Trois créateurs égyptiens ont envoyé une mise en demeure, affirmant que la chanson contient des éléments substantiels de leur œuvre virale. Ils réclament jusqu'à 7 millions de shekels ou un accord amiable sous 7 jours.

MakoAuteur : Gil Mishali
Source
Eden Ben Zaken et Noa Kirel en conflit avec des créateurs égyptiens
Photo : Mako / עדן בן זקן, נועה קירל | צילום: אינסטגרם, שי פרנקו

Ont-elles provoqué un incident diplomatique ? Noa Kirel et Eden Ben Zaken ont reçu une mise en demeure pour violation présumée des droits d'auteur concernant leur chanson « Est-ce que je mens ? » (Ani Meshakeret ?). Selon les informations obtenues par mako, les sociétés Srit Productions Ltd. et Helicon Aroma Music Ltd. sont sommées de verser 7 millions de shekels, ou de conclure un accord amiable de 2,5 millions de shekels sous 7 jours.

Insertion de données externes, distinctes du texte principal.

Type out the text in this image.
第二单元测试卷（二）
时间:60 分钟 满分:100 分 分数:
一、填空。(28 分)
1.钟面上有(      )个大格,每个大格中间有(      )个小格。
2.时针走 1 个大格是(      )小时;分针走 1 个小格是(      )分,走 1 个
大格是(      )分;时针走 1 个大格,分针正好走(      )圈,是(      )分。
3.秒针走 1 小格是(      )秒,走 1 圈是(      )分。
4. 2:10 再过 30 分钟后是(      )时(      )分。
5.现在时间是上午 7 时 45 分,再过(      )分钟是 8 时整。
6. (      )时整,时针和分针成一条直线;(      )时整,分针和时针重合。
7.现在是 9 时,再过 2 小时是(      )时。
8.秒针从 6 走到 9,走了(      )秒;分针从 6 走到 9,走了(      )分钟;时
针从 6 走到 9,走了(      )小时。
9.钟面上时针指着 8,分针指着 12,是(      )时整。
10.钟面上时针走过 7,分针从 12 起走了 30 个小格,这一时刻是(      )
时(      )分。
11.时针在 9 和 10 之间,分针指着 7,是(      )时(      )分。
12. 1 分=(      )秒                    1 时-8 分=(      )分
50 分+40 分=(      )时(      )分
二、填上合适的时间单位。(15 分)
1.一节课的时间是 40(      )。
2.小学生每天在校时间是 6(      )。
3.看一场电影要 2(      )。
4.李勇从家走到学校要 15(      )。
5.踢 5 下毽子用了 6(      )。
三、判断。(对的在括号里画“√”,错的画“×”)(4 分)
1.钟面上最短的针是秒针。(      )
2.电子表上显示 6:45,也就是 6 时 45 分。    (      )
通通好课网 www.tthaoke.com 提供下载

La plainte stipule que le morceau, interprété par Ben Zaken et Kirel et produit par Yinon Yahel, intègre des parties substantielles d'une œuvre créée par trois citoyens égyptiens, représentés par l'avocat Tal Shmuel Perlman : Mustafa Abd al-Raouf Siam Abu Bakr (connu sous le nom de Mustafa Siam), Sameh al-Ashari Arafa al-Metwally Arida (Sameh al-Ashari) et Ziad Muhammad Ghreeb al-Sayed Ghreeb. Selon eux, leur œuvre musicale et littéraire était déjà devenue virale dans le monde arabe bien avant la sortie de « Est-ce que je mens ? ».

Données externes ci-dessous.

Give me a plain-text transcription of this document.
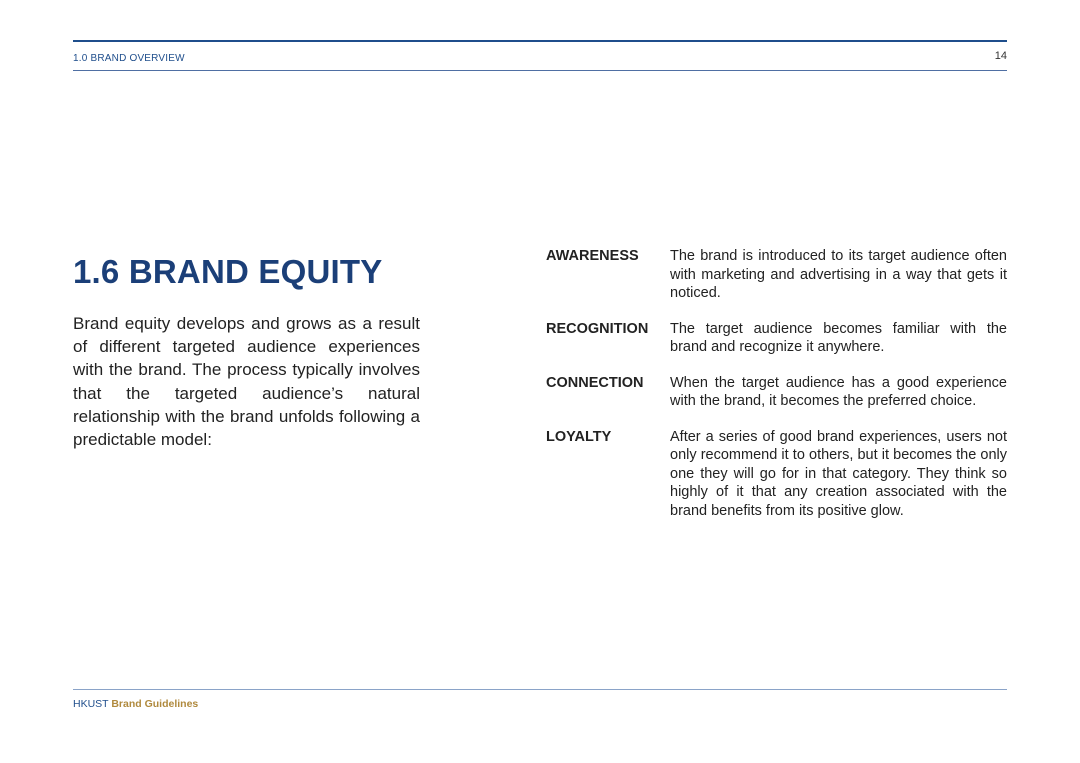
1.0 BRAND OVERVIEW	14
1.6 BRAND EQUITY

Brand equity develops and grows as a result of different targeted audience experiences with the brand. The process typically involves that the targeted audience’s natural relationship with the brand unfolds following a predictable model:

AWARENESS	The brand is introduced to its target audience often with marketing and advertising in a way that gets it noticed.
RECOGNITION	The target audience becomes familiar with the brand and recognize it anywhere.
CONNECTION	When the target audience has a good experience with the brand, it becomes the preferred choice.
LOYALTY	After a series of good brand experiences, users not only recommend it to others, but it becomes the only one they will go for in that category. They think so highly of it that any creation associated with the brand benefits from its positive glow.
HKUST Brand Guidelines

« Dans la chanson contrefaisante, des parties substantielles et identifiables de l'œuvre de mes clients ont été copiées et intégrées, en premier lieu sa mélodie centrale, et ce sans leur connaissance ou leur consentement, sans obtention d'une licence en bonne et due forme, sans attribution de crédit et sans paiement d'aucune contrepartie », indique la lettre.

Outre la mélodie, les plaignants soulignent l'emprunt de la structure verbale : une déclaration vantarde suivie de la question « Est-ce que je mens ? » et du déni répété « Non, non ». Ils dénoncent également l'utilisation intentionnelle de la combinaison des noms « Georgina » et « John Cena », présentée comme une signature unique de leur vidéo originale, qui cumulait déjà plus de 13 millions de vues avant la sortie du titre israélien.

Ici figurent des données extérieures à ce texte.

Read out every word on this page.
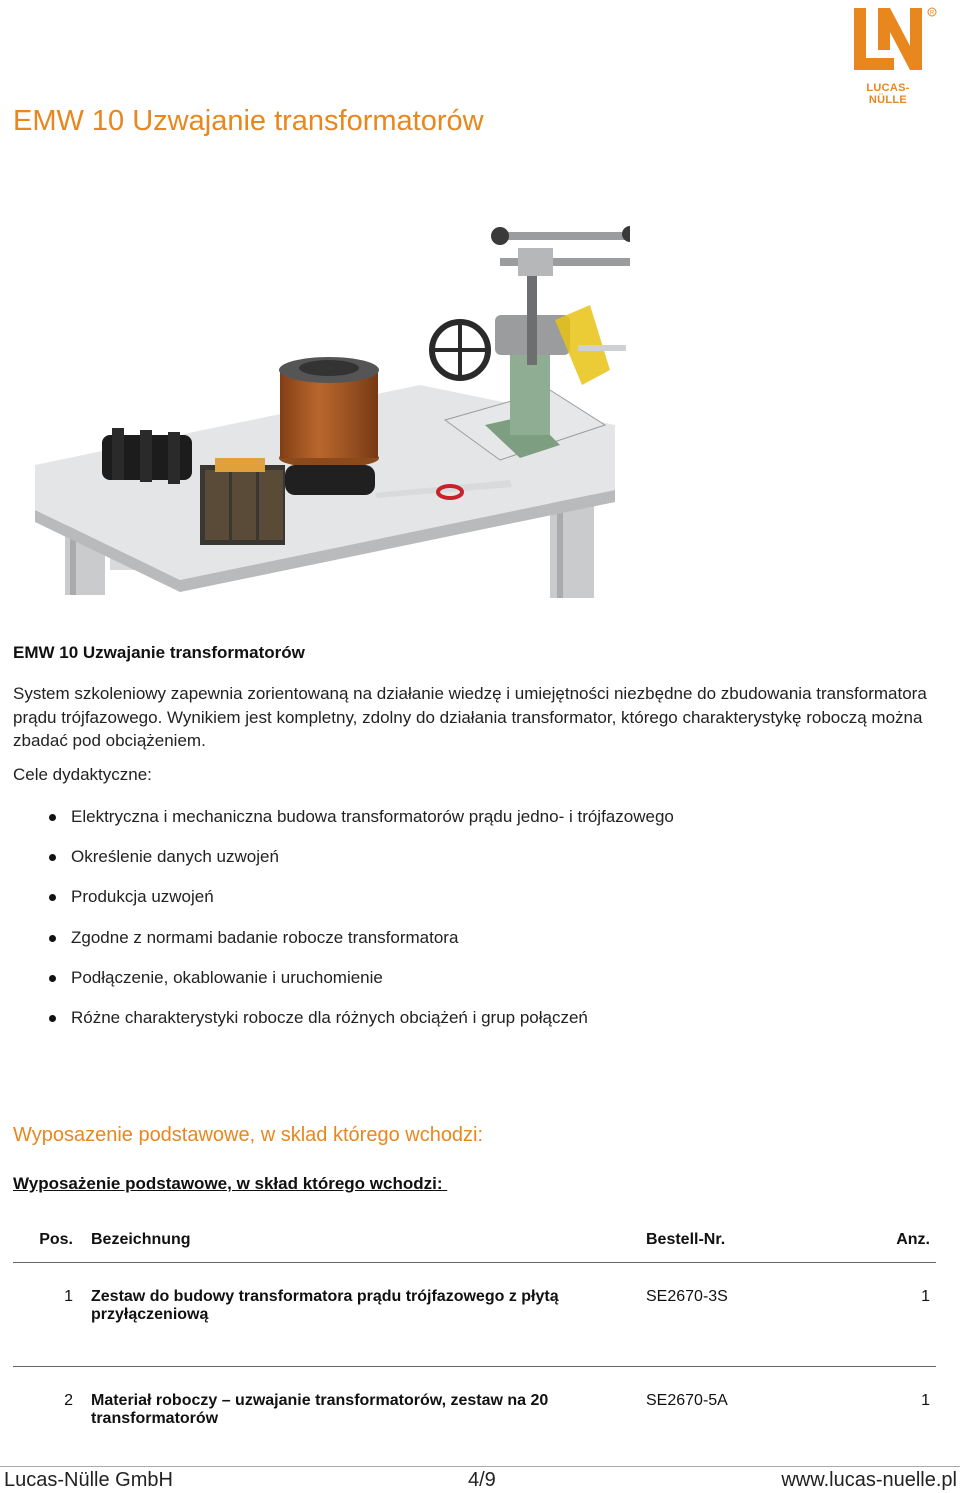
R
LUCAS-NÜLLE
EMW 10 Uzwajanie transformatorów
EMW 10 Uzwajanie transformatorów
System szkoleniowy zapewnia zorientowaną na działanie wiedzę i umiejętności niezbędne do zbudowania transformatora prądu trójfazowego. Wynikiem jest kompletny, zdolny do działania transformator, którego charakterystykę roboczą można zbadać pod obciążeniem.
Cele dydaktyczne:
Elektryczna i mechaniczna budowa transformatorów prądu jedno- i trójfazowego
Określenie danych uzwojeń
Produkcja uzwojeń
Zgodne z normami badanie robocze transformatora
Podłączenie, okablowanie i uruchomienie
Różne charakterystyki robocze dla różnych obciążeń i grup połączeń
Wyposazenie podstawowe, w sklad którego wchodzi:
Wyposażenie podstawowe, w skład którego wchodzi:
Pos.	Bezeichnung	Bestell-Nr.	Anz.
1	Zestaw do budowy transformatora prądu trójfazowego z płytą przyłączeniową	SE2670-3S	1
2	Materiał roboczy – uzwajanie transformatorów, zestaw na 20 transformatorów	SE2670-5A	1
Lucas-Nülle GmbH	4/9	www.lucas-nuelle.pl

Les demandes formulées incluent la reconnaissance des trois hommes comme créateurs de l'œuvre originale, la correction des crédits sur toutes les plateformes, la fourniture d'un rapport complet sur les revenus et le partage des droits économiques. Si un accord amiable est trouvé sous 7 jours, les créateurs ont précisé qu'ils n'exigeraient pas le retrait de la chanson, à condition que leurs droits soient reconnus et qu'ils participent de manière permanente à toute exploitation commerciale future du titre.